A 1978 U.S. Supreme Court ruling, Oliphant v. Suquamish Indian Tribe, prevents Tribal Courts from filing charges against non-tribal defendants, even if they occurred on Indian reservations, without special authorization from Congress.

The pilot program has three goals: to strengthen tribal justice systems, to decrease domestic violence on tribal lands and to ensure that criminals are prosecuted in the most effective manner available.

One U.S. Department of Justice study looking at crime from 1992-2002 found the majority of violent crimes against Indians were committed by non-Indians.

While the Tulalip Tribes have more than 4,000 registered members, the majority of people who live on their reservation are not Native American.
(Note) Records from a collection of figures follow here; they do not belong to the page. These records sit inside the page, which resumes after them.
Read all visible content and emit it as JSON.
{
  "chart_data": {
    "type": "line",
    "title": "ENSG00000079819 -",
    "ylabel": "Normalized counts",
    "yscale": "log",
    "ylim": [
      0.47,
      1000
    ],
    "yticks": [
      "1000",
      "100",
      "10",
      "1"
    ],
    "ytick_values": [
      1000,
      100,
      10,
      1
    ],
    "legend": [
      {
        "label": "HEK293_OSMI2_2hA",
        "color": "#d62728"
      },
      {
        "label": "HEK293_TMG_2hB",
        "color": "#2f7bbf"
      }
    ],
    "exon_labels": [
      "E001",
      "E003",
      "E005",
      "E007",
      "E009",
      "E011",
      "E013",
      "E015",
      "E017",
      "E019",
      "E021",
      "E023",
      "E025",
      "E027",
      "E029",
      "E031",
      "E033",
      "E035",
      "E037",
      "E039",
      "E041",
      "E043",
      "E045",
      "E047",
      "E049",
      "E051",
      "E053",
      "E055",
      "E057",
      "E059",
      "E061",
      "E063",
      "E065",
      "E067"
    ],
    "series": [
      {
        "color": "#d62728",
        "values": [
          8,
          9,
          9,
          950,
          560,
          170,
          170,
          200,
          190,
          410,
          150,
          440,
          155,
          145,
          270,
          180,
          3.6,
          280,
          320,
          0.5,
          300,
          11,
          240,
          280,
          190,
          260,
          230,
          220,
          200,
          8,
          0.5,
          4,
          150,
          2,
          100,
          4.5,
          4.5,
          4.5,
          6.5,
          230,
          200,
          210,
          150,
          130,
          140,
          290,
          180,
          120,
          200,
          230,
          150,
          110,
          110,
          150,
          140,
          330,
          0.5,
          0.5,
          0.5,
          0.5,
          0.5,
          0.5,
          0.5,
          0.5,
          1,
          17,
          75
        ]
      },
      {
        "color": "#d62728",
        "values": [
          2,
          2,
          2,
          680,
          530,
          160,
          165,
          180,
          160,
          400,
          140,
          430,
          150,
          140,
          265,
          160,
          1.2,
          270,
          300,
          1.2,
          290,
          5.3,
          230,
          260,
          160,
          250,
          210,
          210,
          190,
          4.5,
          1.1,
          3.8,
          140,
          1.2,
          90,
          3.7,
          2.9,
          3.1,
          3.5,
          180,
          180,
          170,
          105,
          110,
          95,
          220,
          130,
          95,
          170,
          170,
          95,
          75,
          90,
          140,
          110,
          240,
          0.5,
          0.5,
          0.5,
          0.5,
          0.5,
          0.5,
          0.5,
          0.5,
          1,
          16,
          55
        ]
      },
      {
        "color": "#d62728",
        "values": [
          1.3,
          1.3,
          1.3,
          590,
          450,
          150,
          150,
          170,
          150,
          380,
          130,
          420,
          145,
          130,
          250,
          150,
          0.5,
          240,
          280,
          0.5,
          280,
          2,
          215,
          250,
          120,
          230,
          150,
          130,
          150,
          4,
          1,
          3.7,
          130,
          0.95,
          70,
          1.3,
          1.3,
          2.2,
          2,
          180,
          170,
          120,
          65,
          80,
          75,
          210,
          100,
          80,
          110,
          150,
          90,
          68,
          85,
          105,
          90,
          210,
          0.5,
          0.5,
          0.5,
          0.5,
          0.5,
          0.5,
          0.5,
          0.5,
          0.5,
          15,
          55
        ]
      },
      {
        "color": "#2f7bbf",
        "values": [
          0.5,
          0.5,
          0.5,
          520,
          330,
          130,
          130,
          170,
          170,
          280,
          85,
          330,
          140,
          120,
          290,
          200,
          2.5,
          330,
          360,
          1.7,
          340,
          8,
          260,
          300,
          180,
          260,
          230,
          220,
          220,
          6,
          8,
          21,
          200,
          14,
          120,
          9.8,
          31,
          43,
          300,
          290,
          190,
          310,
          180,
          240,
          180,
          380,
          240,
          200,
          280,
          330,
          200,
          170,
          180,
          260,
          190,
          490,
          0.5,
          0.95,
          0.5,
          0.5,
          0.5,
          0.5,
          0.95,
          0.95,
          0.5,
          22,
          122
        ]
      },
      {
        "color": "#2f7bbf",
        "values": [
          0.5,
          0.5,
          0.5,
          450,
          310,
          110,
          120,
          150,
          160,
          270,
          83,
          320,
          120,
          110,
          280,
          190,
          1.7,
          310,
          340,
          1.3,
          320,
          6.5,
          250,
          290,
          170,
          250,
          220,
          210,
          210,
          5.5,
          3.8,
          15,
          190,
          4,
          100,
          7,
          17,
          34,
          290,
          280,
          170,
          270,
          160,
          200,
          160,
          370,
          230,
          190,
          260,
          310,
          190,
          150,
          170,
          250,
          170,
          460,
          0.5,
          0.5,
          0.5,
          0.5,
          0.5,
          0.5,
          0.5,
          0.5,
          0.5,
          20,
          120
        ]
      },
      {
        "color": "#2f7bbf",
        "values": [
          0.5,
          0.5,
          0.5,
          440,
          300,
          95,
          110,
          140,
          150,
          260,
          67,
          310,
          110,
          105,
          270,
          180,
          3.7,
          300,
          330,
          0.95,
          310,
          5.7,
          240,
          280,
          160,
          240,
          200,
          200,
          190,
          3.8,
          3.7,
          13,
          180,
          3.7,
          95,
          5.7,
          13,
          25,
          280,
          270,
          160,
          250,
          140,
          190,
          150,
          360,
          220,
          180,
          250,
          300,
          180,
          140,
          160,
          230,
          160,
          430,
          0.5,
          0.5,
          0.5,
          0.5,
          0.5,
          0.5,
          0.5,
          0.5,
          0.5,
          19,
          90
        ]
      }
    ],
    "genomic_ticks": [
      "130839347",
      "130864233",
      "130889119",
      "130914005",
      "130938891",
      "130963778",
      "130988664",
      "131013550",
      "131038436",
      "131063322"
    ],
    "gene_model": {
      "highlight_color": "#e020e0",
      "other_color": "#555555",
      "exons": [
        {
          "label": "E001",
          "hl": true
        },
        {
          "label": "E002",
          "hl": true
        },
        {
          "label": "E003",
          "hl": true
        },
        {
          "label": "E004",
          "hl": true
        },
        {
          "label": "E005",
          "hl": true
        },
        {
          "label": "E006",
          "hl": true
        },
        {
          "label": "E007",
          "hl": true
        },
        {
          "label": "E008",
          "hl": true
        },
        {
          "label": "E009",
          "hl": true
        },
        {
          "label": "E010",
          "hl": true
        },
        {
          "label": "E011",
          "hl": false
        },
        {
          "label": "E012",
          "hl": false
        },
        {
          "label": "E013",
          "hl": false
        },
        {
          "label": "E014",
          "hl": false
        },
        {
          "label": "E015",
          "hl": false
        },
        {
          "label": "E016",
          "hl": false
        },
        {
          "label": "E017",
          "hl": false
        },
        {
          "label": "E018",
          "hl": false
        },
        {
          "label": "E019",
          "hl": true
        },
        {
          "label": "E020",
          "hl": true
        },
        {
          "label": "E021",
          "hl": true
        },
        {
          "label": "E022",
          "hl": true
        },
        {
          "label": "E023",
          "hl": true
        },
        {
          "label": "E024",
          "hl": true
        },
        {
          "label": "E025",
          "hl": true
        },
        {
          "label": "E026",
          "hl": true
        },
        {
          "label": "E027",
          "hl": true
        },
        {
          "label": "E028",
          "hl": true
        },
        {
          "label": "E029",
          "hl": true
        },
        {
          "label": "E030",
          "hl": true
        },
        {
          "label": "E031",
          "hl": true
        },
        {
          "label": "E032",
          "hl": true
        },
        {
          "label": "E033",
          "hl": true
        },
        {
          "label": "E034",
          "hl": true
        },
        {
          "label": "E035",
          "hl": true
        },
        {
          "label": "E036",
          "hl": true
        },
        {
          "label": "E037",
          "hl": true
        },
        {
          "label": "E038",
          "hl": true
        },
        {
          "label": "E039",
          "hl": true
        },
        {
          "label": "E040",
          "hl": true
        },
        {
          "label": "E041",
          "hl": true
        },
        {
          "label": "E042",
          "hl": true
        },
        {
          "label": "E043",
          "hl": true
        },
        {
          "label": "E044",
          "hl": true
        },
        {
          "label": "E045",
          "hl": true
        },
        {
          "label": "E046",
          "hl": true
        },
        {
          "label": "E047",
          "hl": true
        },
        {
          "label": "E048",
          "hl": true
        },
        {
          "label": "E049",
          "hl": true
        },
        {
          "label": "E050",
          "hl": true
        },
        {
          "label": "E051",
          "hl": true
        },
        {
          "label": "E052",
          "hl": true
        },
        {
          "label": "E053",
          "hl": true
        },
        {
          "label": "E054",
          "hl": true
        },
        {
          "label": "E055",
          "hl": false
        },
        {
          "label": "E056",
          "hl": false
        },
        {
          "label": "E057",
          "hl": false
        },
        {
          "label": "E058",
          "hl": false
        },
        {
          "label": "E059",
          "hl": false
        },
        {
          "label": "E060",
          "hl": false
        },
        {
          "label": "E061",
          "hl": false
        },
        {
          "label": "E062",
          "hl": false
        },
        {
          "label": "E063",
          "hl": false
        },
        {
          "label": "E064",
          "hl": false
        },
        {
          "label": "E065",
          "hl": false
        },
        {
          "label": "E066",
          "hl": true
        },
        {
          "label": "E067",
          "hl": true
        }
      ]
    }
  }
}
Tribal courts can only impose maximum sentences of three years in jail, which means the worst domestic violence cases wind up in the hands of federal prosecutors who often don’t have the resources to take on any but the most serious cases.

In testimony before the U.S. Senate last year, Tulalip Tribal Court Chief Judge Theresa Pouley noted that while the Tulalip Tribal Court prosecuted 493 criminal cases in 2006, the U.S. Department of Justice’s own statistics showed federal prosecutors brought just 606 cases that year in all of Indian Country, comprising more than 562 tribes.

“This number is unacceptable in the face of the staggering statistics of violent crime in Indian Country,” Pouley said in her statement to the Senate.

Hayden has worked for the Tulalip Tribes since August 2012. She’d earlier led the domestic violence unit for the Seattle city attorney’s office.

“I think, in addition to having the support of the members of the U.S. Attorney’s office and FBI, I see part of my role as bringing the values of the tribe, of Indian Country, to them, too,” Hayden said.

If the Tulalip community is better served by a case being tried in Tribal Court, Hayden’s new role makes that a possibility.

Likewise, in a serious case such as murder, which needs to be tried in federal court to ensure a just sentence, Hayden’s new status allows her to appear in federal court on behalf of the U.S., she said.

“I think it’s a much more efficient use of resources we have,” Hayden said.

The other two tribes taking part in the pilot program are the Confederated Tribes of the Umatilla Indian Reservation in Oregon and the Pascua Yaqui Tribe in Arizona. The program will become available to all other qualifying tribes in 2015.

“The Tulalips are one of the handful of tribes in this country with a robust enough judicial system to qualify for the program,” said Jenny Durkan, U.S. Attorney for the Western District of Washington.

Durkan added that Hayden’s role in the tribal court system is also an opportunity to take a more holistic approach to crime in Indian Country because she can bring counsel and a tribal perspective that federal prosecutors might not have.